Do you like nanny states? How about nanny corporations?
This particular case is weird because crowdstrike is complianceware.
So, it’s more like “you don’t get to improve your product if doing so would also stop random companies from forcing your customers to break the stuff you sold to them”
Microsoft has no obligation on protect its customers from themselves if they're dead set on shooting themselves in the foot.
Microsoft has no right to prevent its customers from having full access to the things they bought.
Must human arms be braced at birth so they can only point level, lest someone try to point any object at their own foot?
Yeah, but using your analogy, we do allow people to protect their communities from random strangers that want to disfigure other people’s arms.

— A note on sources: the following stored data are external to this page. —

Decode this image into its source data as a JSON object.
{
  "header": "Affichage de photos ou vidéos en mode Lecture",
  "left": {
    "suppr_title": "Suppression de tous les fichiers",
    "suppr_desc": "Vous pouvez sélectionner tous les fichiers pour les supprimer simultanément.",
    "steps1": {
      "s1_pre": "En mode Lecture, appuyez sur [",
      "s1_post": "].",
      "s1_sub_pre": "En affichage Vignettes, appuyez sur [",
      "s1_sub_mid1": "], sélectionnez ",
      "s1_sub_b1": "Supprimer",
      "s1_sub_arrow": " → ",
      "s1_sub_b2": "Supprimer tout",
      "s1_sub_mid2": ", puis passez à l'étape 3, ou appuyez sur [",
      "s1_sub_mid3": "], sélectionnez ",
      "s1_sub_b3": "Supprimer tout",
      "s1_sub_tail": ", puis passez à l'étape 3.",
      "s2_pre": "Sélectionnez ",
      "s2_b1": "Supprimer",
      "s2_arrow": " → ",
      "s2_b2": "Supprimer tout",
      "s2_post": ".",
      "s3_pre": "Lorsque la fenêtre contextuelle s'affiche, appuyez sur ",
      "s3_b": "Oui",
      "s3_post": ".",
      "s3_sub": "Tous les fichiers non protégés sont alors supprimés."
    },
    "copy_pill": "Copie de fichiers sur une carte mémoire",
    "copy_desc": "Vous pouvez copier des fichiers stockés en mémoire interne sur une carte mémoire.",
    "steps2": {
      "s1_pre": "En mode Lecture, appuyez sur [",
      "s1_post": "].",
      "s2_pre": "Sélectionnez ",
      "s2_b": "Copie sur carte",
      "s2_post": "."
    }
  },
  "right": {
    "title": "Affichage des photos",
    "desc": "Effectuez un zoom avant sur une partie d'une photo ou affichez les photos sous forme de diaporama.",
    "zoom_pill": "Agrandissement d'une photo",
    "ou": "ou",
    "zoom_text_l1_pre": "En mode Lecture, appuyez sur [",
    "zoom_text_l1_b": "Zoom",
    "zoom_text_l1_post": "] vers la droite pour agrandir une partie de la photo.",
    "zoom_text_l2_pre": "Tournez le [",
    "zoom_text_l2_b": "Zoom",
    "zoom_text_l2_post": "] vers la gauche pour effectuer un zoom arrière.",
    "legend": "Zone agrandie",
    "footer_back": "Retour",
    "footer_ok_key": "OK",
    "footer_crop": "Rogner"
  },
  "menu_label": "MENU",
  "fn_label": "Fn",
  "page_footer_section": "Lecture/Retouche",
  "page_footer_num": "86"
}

In fact, I pay taxes to the police and they generally handle this sort of thing pretty well.
> The big win with Windows 7 was that they finally figured out how to make it stop crashing.
Changing the default system setting so the system automatically rebooted itself (instead of displaying the BSOD until manually rebooted) was the reason users no longer saw the BSOD.
> First large scale application of proof of correctness technology.
Curious about this. How does it work? Does it use any methods invented by Leslie Lamport?